0

AH! I'm new to Python. Trying to get the pattern here, but could use some assistance to get unblocked.

Scenario:

  • testZip.zip file with test.rpt files inside
  • The .rpt files have multiple areas of interest ("AOI") to parse
  • AOI1: Line starting with $$
  • AOI2: Multiple lines starting with a single $

Goal:

  • To get AOI's into tabular format for upload to SQL

Sample file:

$$ADD ID=TEST BATCHID='YEP' PASSWORD=NOPE
###########################################################################################
$KEY= 9/21/2020 3:53:55 PM/2002/B0/295.30/305.30/4FAOA973_3.0_v2.19.2.0_20150203_1/20201002110149
$TIMESTAMP= 20201002110149
$MORECOLUMNS=  more columns
$YETMORE = yay

Tried so far:

import zipfile

def get_aoi1(zip):
    z = zipfile.ZipFile(zip)
    for f in z.namelist():
        with z.open(f, 'r') as rptf:
            for l in rptf.readlines():
                if l.find(b"$$") != -1:
                    return l

def get_aoi2(zip):
    z = zipfile.ZipFile(zip)
    for f in z.namelist():
        with z.open(f, 'r') as rptf:
            for l in rptf.readlines():
                if l.find(b"$") != -1:
                    return l


aoi1 = get_aoi1('testZip.zip')
aoi2 = get_aoi2('testZip.zip')

print(aoi1)
print(aoi2)

Results:

  • I get the same results for both functions
b"$$ADD ID=TEST BATCHID='YEP' PASSWORD=NOPE\r\n"
b"$$ADD ID=TEST BATCHID='YEP' PASSWORD=NOPE\r\n"

How do I get the results in text instead of bytes (b) and remove the \r\n from AOI1?

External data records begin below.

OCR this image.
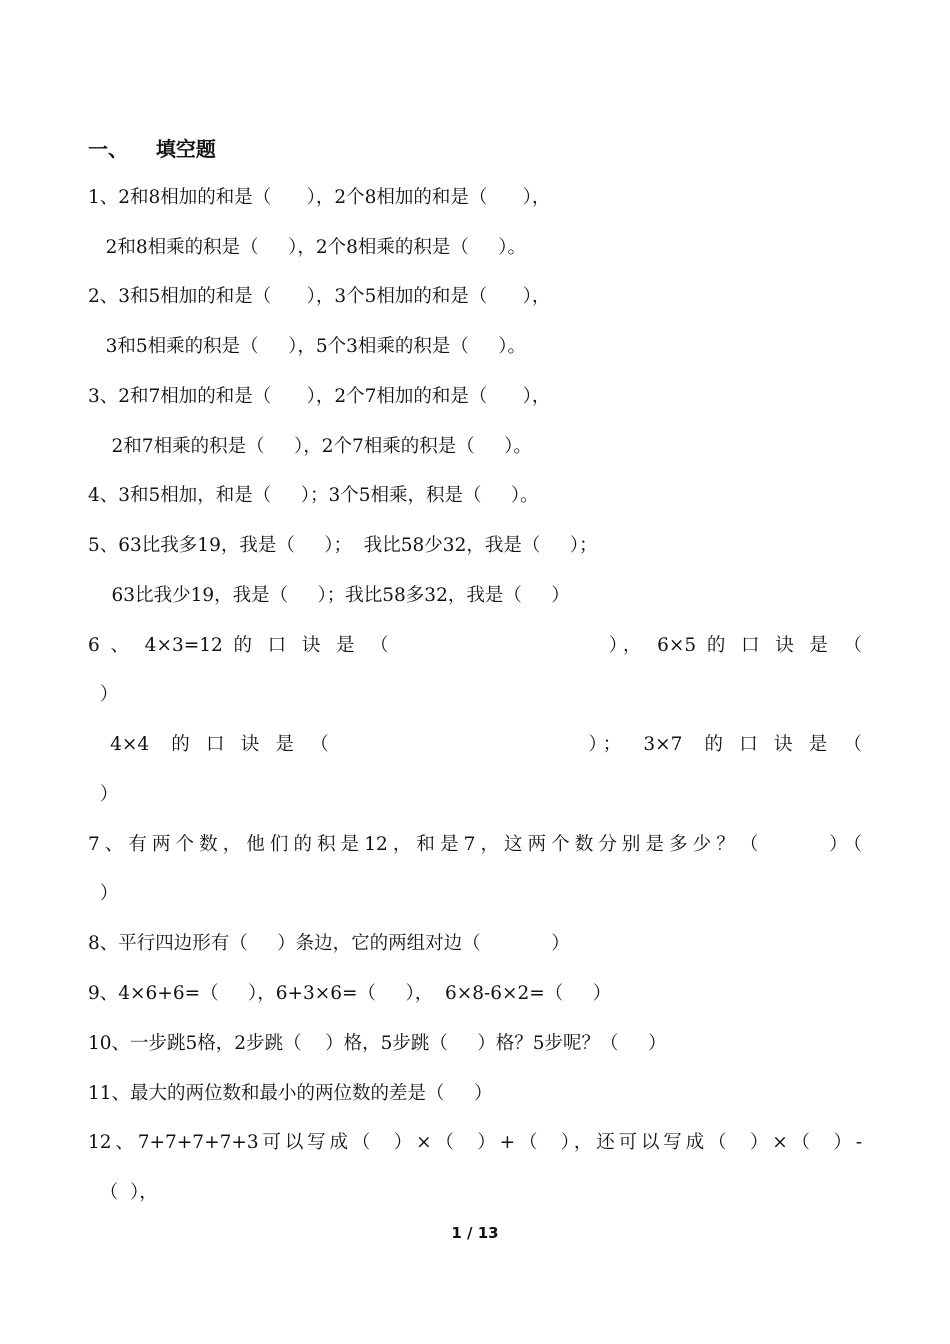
一、    填空题
1、2和8相加的和是（      ），2个8相加的和是（      ），
2和8相乘的积是（     ），2个8相乘的积是（     ）。
2、3和5相加的和是（      ），3个5相加的和是（      ），
3和5相乘的积是（     ），5个3相乘的积是（     ）。
3、2和7相加的和是（      ），2个7相加的和是（      ），
2和7相乘的积是（     ），2个7相乘的积是（     ）。
4、3和5相加，和是（     ）；3个5相乘，积是（     ）。
5、63比我多19，我是（     ）；  我比58少32，我是（     ）；
63比我少19，我是（     ）；我比58多32，我是（     ）
6 、 4×3=12 的 口 诀 是 （                    ）， 6×5 的 口 诀 是 （
）
4×4  的 口 诀 是 （                       ）；  3×7  的 口 诀 是 （
）
7、有两个数，他们的积是12，和是7，这两个数分别是多少？（      ）（
）
8、平行四边形有（     ）条边，它的两组对边（            ）
9、4×6+6=（     ），6+3×6=（     ），  6×8-6×2=（     ）
10、一步跳5格，2步跳（    ）格，5步跳（     ）格？5步呢？（     ）
11、最大的两位数和最小的两位数的差是（     ）
12、7+7+7+7+3可以写成（  ）×（  ）+（  ），还可以写成（  ）×（  ）-
（  ），
1 / 13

  • There doesn't seem to be an r option for z.open()
  • I've been unsuccessful with .strip()

EDIT 1:

  • Thanks for the pep @furas!
  • return l.strip().decode() worked for removing the new line and b

How do I get the correct results from AOI2 (lines with a single $ in a tabular format)?

EDIT 2:

  • @furas 2021!
  • Adding the following logic to aoi2 function worked great.
col_array = []
    for l in rptf.readlines():
        if not l.startswith(b"$$") and l.startswith(b"$"):
            col_array.append(l)
    return col_array
ericOnline
  • 1,586
  • 1
  • 19
  • 54
  • `text = b"...".decode()` – furas Jan 07 '21 at 00:10
  • string `$` you can find also in `$$` so it gives you first line instead of second in `get_aoi2` – furas Jan 07 '21 at 00:12
  • **RE:** `text = b"...".decode()`: Where in the function is this placed? – ericOnline Jan 07 '21 at 00:13
  • what means `unsuccessful` ? Did you get error ? Why didn't show it in question ? – furas Jan 07 '21 at 00:13
  • 1
    use `text = b"...".decode()` whenever you want to convert bytes to string/text – furas Jan 07 '21 at 00:14
  • 1
    it is only example `text = b"...".decode()` - in your situation it can be ie. `text = aoi1.decode()` – furas Jan 07 '21 at 00:15
  • if your data has always `$$` in first line and `$` in third and rest lines then `aoi1 = rptf.readlines()[0]` and `aoi2 = "\t".join( rptf.readlines()[2:] )` – furas Jan 07 '21 at 00:17
  • The `$$` and `$` will not reliably be on static lines. – ericOnline Jan 07 '21 at 00:21
  • Ideas for how to differentiate between a single `$` and multiple `$$`? Do you think `re` is the answer here? – ericOnline Jan 07 '21 at 00:35
  • 1
    I would first check if there is `$$` and later `$` - and this way I would know if there is only one `$` . And to make sure I would use `(not l.startswith('$$')) and l.startswith('$')` – furas Jan 07 '21 at 00:35
  • or `if l[0] == "$" and l[1] != "$"` – furas Jan 07 '21 at 00:43
  • Interesting... `if not l.startswith(b"$$") and l.startswith(b"$"): return l.strip().decode()` only returns the first row `$KEY=...`, no subsequent rows (`$TIMESTAMP=`, `$MORECOLUMNS`, etc.) – ericOnline Jan 07 '21 at 00:45
  • 1
    becuaus you use `return` which finish function at once - after first maching line. You should run loop and add lines to list - and exit function after loop. – furas Jan 07 '21 at 00:49
  • 1
    Bingo! See **Edit 2**. Thanks a bunch! You really helped. – ericOnline Jan 07 '21 at 00:54

0 Answers0